Bellman Update and Synthetic Data in Q-Transformer

Notes on Q-learning, temporal difference, Monte Carlo, and others methods related to Q-Transformer.
Bellman Update and Synthetic Data in Q-Transformer
Bellman Update and Synthetic Data in Q-Transformer

Here are my notes on Q-learning and Q-transformer. Take it with grain of salt, as I am new in this area.

The Q-transformer is important paper, because it describes successful application of suboptimal synthetic (autonomously collected) data and transformer architecture in a robotic reinforcement learning problem.

Before Q-transformer let’s first talk about a bigger topic: Bellman Update in Reinforcement Learning.

States, Actions, and Rewards

Let’s suppose we have a game with game states and actions we can take (a finite-state Markov decision process (MDP)). For example, in chess this is a state of the chessboard and actions are allowed moves we can make. Or even simpler example is below, where we have just a single state, single possible action, and single reward for that action.

flowchart TD State1 -- "Action1 with reward=1" --> State1

In this diagram if we keep looping, we will keep stacking rewards. If we discount future rewards with 0.5 discount factor the total reward will be 2, so value of the state is 2.

More interesting examples is where we have 2 possible actions:

flowchart TD State1 -- reward=1 --> State1 State1 -- reward=0.1 --> State1

In this case, we if we’re making the right decision, we still get reward 2, so the value of the state is still 2.

Bellman Equation

The Principle of Optimality means that for the best decision maker (policy), no matter where you start or what your first step is, the next steps should always form the best plan for the situation after that first step.

This principle is captured by the Bellman Equation, which is a necessary condition for optimality.

# Bellman Equation
value(current_state) == (
  reward(current_state, the_best_action)
  + discount * value(the_best_next_state)

Bellman Update and Q-function

We can apply the principle above to refine our decision-making, which using is Bellman Update in Value Iteration method. We do that by converting the equation into an update rule and iterate until we reach the best solution.

To do that we can brute-force exhaustively explore all actions at all states across paths.
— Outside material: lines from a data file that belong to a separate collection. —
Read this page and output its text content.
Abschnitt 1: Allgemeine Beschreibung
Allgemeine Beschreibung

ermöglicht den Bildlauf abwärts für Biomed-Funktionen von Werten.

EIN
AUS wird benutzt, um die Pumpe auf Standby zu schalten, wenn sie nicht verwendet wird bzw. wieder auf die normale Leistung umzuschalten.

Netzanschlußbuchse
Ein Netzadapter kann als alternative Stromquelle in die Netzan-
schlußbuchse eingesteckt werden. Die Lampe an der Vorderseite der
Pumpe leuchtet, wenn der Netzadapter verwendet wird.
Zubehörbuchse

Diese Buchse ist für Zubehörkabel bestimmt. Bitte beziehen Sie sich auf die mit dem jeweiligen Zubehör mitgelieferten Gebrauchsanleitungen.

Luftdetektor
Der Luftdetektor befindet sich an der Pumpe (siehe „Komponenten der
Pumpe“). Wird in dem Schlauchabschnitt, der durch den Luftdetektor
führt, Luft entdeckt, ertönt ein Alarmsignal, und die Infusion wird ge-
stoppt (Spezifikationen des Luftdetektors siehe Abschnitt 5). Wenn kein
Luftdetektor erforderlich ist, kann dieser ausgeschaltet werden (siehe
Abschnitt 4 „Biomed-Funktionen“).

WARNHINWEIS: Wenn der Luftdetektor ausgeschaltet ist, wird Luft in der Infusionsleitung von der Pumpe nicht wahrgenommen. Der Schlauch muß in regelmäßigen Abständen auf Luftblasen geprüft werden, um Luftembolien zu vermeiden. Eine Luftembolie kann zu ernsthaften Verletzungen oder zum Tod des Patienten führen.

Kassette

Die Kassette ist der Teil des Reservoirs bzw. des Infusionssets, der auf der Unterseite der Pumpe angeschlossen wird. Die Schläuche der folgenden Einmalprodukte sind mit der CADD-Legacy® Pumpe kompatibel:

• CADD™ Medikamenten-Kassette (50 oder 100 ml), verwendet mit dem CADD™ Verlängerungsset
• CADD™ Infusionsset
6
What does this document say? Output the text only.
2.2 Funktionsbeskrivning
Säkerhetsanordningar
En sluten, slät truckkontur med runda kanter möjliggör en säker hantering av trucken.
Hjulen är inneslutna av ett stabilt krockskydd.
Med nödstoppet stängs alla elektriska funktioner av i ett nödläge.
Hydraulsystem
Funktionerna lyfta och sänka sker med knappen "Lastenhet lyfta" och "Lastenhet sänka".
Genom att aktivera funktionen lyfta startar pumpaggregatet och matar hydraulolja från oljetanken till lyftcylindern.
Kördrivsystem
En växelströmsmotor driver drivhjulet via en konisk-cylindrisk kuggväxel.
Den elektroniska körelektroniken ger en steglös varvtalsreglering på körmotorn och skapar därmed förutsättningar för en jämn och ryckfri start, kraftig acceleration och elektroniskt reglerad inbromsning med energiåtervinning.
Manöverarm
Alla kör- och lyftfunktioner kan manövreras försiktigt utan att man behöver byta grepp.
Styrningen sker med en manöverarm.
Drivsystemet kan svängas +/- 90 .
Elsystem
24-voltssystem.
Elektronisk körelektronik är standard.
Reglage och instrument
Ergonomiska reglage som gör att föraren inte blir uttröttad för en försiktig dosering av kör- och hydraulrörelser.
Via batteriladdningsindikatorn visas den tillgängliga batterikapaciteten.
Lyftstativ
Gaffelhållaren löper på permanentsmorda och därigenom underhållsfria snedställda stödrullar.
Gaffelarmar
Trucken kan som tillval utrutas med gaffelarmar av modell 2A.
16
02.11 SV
Always updating corresponding value function values with the action that leads along the path that leads to the highest reward. We brute-force the solution because we have no model of the environment, we only evaluate the best options.

Since we are brute-forcing the solution evaluating everything without a model of the environment, we can describe the value function as an array or python dictionary:

# Bellman Equation
value[current_state] == (
  reward[current_state, the_best_action]
  + discount * value[the_best_next_state]

Instead of a value function, it is easier to work with a Q-function:

# Bellman Equation with q_function
q_function[current_state, the_best_action] = (
  reward[current_state, the_best_action]
  + discount * max(
    q_function[the_best_next_state, the_next_action]
    for the_next_action actions[the_best_next_state]

With that we can describe the Bellman update rule in more detail:

states = [...] # list of all states
actions = [...] # list of all actions
gamma = 0.9 # discount factor

# The Q-table is initially filled with zeros
q_function = { (state, action): 0 for state in actions for action in actions }

def bellman_optimal_operator_update(q_function, state, action):
	# this defined by the environment
	next_state = get_next_state(state, action)
	# the next action of in the next step as defined by the optiomal policy maximizing the q_function
	# we directly update the q_function
	q_function[state, action] = reward(state, action) + gamma * max(q_function[next_state, next_action] for next_action in actions)
	return q_function
def optimal_policy(q_function, state):
    # optimal policy is defined by action maximizing the q_function
    return argmax(lambda a: q_function[a, state], all_actions(state))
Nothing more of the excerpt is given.